INTERNET - Google to get moving on wireless - It unveils plans for software to boost Web surfing on cellphones.
SAN FRANCISCO — Google Inc. rules your computer. Now it wants to rule your mobile phone.
After months of speculation, Google on Monday unveiled its vision to transform the wireless industry by making mobile phones as good for Web surfing as personal computers.
Google and a consortium of 33 companies, including mobile- handset makers, phone carriers and other technology leaders, plan to offer free software to power mobile phones that will hit the market in the next six to 12 months. Through the Open Handset Alliance, Google wants to force the industry to give phone users better Web access.
Now everyone wants to know: Can the Internet giant succeed?

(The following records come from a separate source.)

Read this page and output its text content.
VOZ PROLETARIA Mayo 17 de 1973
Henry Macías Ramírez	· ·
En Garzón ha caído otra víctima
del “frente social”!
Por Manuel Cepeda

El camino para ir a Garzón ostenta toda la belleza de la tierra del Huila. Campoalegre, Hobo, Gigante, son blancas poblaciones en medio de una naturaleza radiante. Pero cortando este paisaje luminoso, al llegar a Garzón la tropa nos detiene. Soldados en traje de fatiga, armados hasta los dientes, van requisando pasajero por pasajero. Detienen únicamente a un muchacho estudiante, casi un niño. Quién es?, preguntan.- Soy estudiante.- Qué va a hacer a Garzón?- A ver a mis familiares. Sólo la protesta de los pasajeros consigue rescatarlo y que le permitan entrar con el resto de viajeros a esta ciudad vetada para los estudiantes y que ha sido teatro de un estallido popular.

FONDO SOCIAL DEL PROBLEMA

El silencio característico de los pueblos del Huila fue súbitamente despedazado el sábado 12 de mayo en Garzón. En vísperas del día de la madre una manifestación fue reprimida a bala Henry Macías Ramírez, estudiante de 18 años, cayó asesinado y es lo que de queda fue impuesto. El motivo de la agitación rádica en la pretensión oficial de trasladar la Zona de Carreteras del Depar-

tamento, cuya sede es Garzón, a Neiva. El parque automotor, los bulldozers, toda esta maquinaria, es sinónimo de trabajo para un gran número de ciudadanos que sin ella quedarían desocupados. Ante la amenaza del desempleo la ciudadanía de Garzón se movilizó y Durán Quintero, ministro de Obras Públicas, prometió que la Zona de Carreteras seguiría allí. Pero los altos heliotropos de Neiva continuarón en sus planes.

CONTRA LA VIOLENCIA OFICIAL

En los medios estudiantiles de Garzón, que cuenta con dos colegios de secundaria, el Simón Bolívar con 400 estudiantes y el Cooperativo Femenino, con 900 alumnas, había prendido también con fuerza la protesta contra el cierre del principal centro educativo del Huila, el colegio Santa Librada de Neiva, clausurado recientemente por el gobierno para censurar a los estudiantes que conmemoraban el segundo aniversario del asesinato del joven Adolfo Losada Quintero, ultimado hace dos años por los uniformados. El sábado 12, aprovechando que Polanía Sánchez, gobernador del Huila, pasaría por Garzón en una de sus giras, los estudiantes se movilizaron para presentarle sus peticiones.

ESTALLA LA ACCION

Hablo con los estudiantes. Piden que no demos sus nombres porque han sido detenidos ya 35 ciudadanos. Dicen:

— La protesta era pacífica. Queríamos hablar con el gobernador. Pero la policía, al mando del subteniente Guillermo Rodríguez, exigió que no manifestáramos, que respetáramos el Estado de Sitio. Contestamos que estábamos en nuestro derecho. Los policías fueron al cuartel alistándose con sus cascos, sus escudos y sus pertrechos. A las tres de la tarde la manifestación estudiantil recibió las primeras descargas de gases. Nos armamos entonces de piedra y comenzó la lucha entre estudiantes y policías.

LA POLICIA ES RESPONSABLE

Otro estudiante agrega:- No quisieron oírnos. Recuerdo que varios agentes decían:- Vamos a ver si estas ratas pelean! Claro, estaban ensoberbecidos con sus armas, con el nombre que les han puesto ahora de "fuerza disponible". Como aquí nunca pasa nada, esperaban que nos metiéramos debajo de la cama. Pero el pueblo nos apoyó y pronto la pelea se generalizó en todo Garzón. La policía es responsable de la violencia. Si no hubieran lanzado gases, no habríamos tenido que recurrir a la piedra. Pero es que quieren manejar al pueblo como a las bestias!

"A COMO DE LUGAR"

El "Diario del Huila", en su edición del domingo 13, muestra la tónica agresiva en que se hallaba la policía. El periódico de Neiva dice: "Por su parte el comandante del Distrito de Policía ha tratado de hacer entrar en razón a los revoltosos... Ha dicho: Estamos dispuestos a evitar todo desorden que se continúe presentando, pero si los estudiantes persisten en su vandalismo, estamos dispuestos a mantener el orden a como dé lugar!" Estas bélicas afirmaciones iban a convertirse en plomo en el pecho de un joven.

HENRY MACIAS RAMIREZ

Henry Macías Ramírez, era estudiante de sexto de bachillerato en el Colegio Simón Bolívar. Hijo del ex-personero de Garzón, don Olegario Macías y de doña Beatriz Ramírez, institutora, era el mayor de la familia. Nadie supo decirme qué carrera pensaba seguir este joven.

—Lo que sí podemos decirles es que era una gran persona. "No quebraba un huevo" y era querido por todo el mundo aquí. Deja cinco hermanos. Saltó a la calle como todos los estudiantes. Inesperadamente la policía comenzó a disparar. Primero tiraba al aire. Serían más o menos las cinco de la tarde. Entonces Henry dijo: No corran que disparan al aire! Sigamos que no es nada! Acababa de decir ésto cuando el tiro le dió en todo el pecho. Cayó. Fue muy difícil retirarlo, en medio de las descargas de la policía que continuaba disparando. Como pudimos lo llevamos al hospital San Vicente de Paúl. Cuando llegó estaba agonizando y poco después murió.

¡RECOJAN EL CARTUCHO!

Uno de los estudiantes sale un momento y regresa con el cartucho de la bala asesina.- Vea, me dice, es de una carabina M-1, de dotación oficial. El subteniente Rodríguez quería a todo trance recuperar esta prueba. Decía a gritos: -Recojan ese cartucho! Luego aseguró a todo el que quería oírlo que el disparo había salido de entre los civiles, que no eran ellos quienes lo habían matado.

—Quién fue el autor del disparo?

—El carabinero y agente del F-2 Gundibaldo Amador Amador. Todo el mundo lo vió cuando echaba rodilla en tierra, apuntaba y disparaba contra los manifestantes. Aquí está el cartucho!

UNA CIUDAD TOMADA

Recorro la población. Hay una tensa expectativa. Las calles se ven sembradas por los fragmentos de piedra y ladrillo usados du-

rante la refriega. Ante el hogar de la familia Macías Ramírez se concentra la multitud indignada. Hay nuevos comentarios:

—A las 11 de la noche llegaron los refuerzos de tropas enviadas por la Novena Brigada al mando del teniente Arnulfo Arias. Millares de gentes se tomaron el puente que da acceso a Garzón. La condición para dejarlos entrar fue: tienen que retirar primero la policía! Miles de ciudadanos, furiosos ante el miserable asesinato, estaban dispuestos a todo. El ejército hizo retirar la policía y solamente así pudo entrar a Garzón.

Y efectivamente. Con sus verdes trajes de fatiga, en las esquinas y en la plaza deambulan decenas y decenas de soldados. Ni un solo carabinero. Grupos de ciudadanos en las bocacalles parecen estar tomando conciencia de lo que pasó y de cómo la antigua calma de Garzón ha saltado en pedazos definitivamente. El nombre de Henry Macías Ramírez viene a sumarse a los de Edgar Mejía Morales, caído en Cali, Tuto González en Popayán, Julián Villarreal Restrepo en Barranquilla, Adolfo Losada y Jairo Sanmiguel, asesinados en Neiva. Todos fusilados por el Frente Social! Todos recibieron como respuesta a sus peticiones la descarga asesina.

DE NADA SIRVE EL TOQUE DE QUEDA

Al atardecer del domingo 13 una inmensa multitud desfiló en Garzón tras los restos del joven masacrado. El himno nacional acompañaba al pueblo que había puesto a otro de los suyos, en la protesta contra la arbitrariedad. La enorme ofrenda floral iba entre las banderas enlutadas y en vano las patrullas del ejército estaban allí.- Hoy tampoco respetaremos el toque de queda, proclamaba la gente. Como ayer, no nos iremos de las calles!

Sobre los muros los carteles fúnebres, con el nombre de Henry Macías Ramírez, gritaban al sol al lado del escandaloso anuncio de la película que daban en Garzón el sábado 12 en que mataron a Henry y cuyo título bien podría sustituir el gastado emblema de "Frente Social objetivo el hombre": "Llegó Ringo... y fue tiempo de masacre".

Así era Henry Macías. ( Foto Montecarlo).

Google's interest is twofold: It wants to broaden Internet usage, and it wants to tap into mobile advertising revenue, which is expected to surge in coming years. To do both, Google is aiming to make its services, such as search, e-mail and maps, available to anyone anywhere -- something it has had trouble doing through partnerships with cellphone carriers, which typically restrict what customers can do with their phones.
Mountain View, Calif.-based Google is banking that consumers want free phone software that lets them get driving directions, watch videos and perform other tasks on the go.
Since Apple Inc. whetted the appetite for an Internet-friendly phone with its iPhone this summer, frustration has grown with slow and cumbersome Web browsing. And speculation about a Google phone -- dubbed the GPhone by the blogosphere -- has soared.
Google would not say whether it plans at some point to build its own branded phone. Instead Google Chief Executive Eric Schmidt said he wanted thousands of different phones to use the free software.
"We want to create a whole new mobile experience for users," Schmidt said. "Mobile users want the same applications on the phone as they use on the Internet."
Despite its influence as the world's fifth most valuable company, Google faces serious challenges in shaking up the wireless industry. Mobile providers have a long-standing hold on what customers can do with their cellphones, dictating which handsets work on their networks and which programs can be run on them.
In recruiting powerful partners such as Motorola Inc., Samsung, Sprint Nextel Corp. and T-Mobile USA, Google has made inroads in its quest to get the industry to open up. But no one can know the effect until the handsets appear on the market.